Le point de fusion
On appelle “point de fusion” la température à laquelle le beurre — qui est, sur le plan physico-chimique, une émulsion — passe de l’état solide à l’état liquide. Généralement, celle-ci oscille entre 28 et 32 °C. « Ce point de fusion est lié à la composition en acides gras du beurre. Plus ces acides gras sont saturés en hydrogène, plus il sera élevé, précise Denis Fatet, formateur à l’Institut national de la boulangerie pâtisserie. L’autre caractéristique est que le beurre est une association de molécules grasses et d’eau. L’objectif en boulangerie-pâtisserie, est que l’eau reste bien présente parce qu’elle va influer sur la consistance, la tenue. Maîtriser ce “seuil critique” est essentiel, car l’artisan aura besoin qu’il soit plus ou moins élevé en fonction de ses fabrications. S’il confectionne une crème d’amandes, par exemple, il aura besoin d’un point de fusion bas. Ainsi, le produit va fondre plus rapidement en bouche ; il ne sera pas pâteux, épais, comme pour une margarine, poursuit-il. Pour cela, on utilise donc des beurres à bas points de fusion, dits beurres d’incorporation, également adaptés aux pâtes levées. Le beurre dit de tourage présente, lui, un haut point de fusion. Il est davantage plastique et supporte d’être laminé sans être fractionné, ce qui le rend intéressant pour les pâtes feuilletées, les viennoiseries. Le feuilletage consistant à étaler et à plier, il faut que le beurre accepte d’être étalé sans casser, d’être plié sans rompre. Il faut pouvoir conserver les strates et cette alternance de couches. C’est d’ailleurs le soulèvement de ces différentes couches qui va donner à la texture son volume et son croustillant. »

Communiquer sur l’origine
Il existe un troisième type de beurre, utilisé dans les boulangeries qui proposent une offre snacking, en sandwicherie. « Dans ce cas, l’artisan a besoin d’un produit tartinable, souligne Denis Fatet. Là aussi, le point de fusion va entrer ligne de compte, car le beurre doit être immédiatement utilisable à la sortie du réfrigérateur. Le sandwich, lui, sera stocké dans une vitrine réfrigérante. Pour le consommateur, il faut que la texture en bouche soit agréable : pas trop froide ni cassante. C’est là l’intérêt des beurres de baratte, qui sont plus tendres. Les consommateurs étant de plus en plus soucieux de l’origine des matières premières, il est intéressant pour un artisan d’utiliser un beurre AOP et de communiquer dessus. Comme ceux de Charentes-Poitou, d’Isigny-Sainte-Mère ou de la Laiterie de Montaigu. »

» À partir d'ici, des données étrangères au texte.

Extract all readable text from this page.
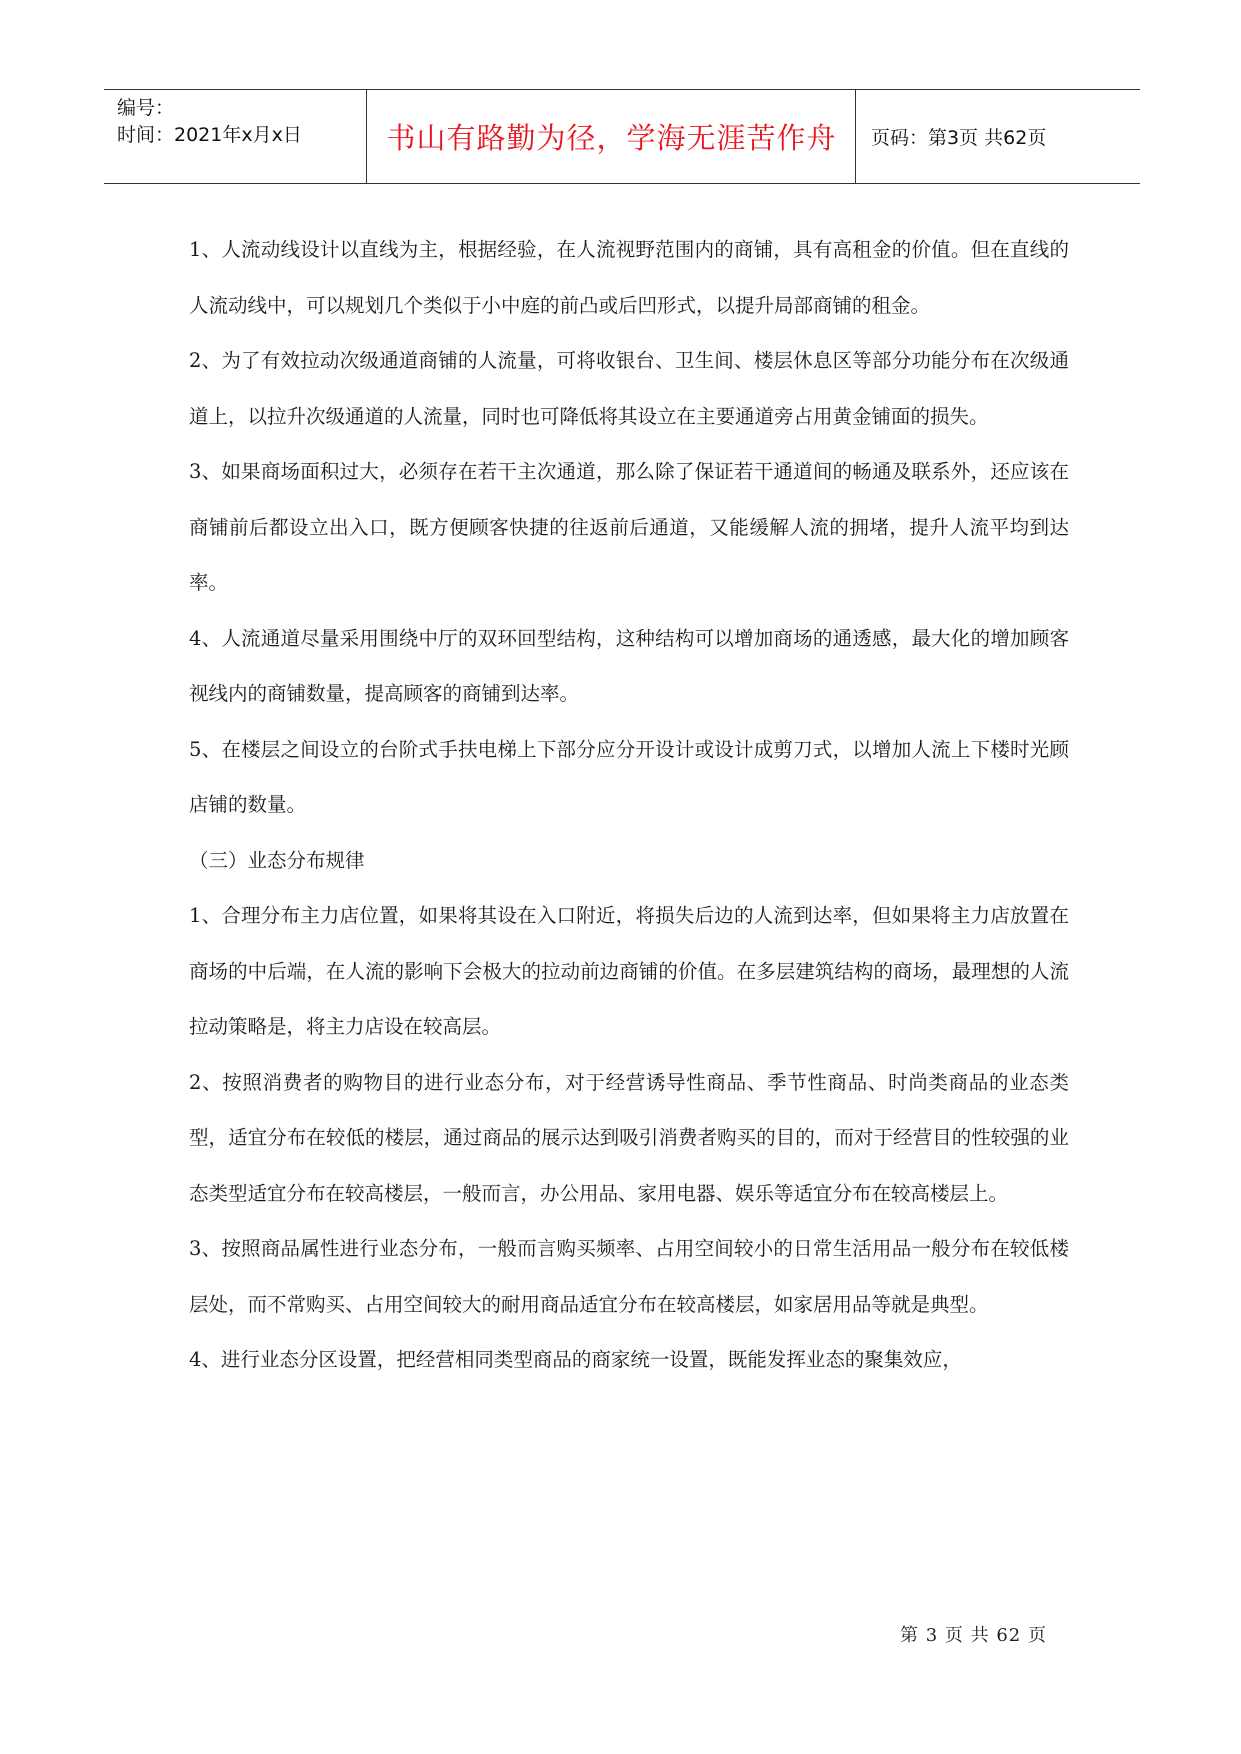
编号：
时间：2021年x月x日	书山有路勤为径，学海无涯苦作舟	页码：第3页 共62页

1、人流动线设计以直线为主，根据经验，在人流视野范围内的商铺，具有高租金的价值。但在直线的人流动线中，可以规划几个类似于小中庭的前凸或后凹形式，以提升局部商铺的租金。

2、为了有效拉动次级通道商铺的人流量，可将收银台、卫生间、楼层休息区等部分功能分布在次级通道上，以拉升次级通道的人流量，同时也可降低将其设立在主要通道旁占用黄金铺面的损失。

3、如果商场面积过大，必须存在若干主次通道，那么除了保证若干通道间的畅通及联系外，还应该在商铺前后都设立出入口，既方便顾客快捷的往返前后通道，又能缓解人流的拥堵，提升人流平均到达率。

4、人流通道尽量采用围绕中厅的双环回型结构，这种结构可以增加商场的通透感，最大化的增加顾客视线内的商铺数量，提高顾客的商铺到达率。

5、在楼层之间设立的台阶式手扶电梯上下部分应分开设计或设计成剪刀式，以增加人流上下楼时光顾店铺的数量。

（三）业态分布规律

1、合理分布主力店位置，如果将其设在入口附近，将损失后边的人流到达率，但如果将主力店放置在商场的中后端，在人流的影响下会极大的拉动前边商铺的价值。在多层建筑结构的商场，最理想的人流拉动策略是，将主力店设在较高层。

2、按照消费者的购物目的进行业态分布，对于经营诱导性商品、季节性商品、时尚类商品的业态类型，适宜分布在较低的楼层，通过商品的展示达到吸引消费者购买的目的，而对于经营目的性较强的业态类型适宜分布在较高楼层，一般而言，办公用品、家用电器、娱乐等适宜分布在较高楼层上。

3、按照商品属性进行业态分布，一般而言购买频率、占用空间较小的日常生活用品一般分布在较低楼层处，而不常购买、占用空间较大的耐用商品适宜分布在较高楼层，如家居用品等就是典型。

4、进行业态分区设置，把经营相同类型商品的商家统一设置，既能发挥业态的聚集效应，

第 3 页 共 62 页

Pour répondre aux différentes demandes des professionnels de la boulangerie-pâtisserie, industriels ou plus petits fabricants présentent des gammes adaptées. Avec des contraintes qu’ils rencontrent tous : la variabilité de l’alimentation des vaches laitières, leur race, l’effet des saisons — qui vont influer sur les teneurs en acides gras, et donc sur les points de fusion. « Il y a ainsi des différences entre le beurre d’été, plus mou, lorsque les vaches sont dans les prairies ; et les beurres d’hiver, plus durs, avec des rations à base de foin et de concentrés, détaille Denis Fatet. Le savoir-faire des fabricants consiste donc à offrir un produit le plus stable possible tout au long de l’année. »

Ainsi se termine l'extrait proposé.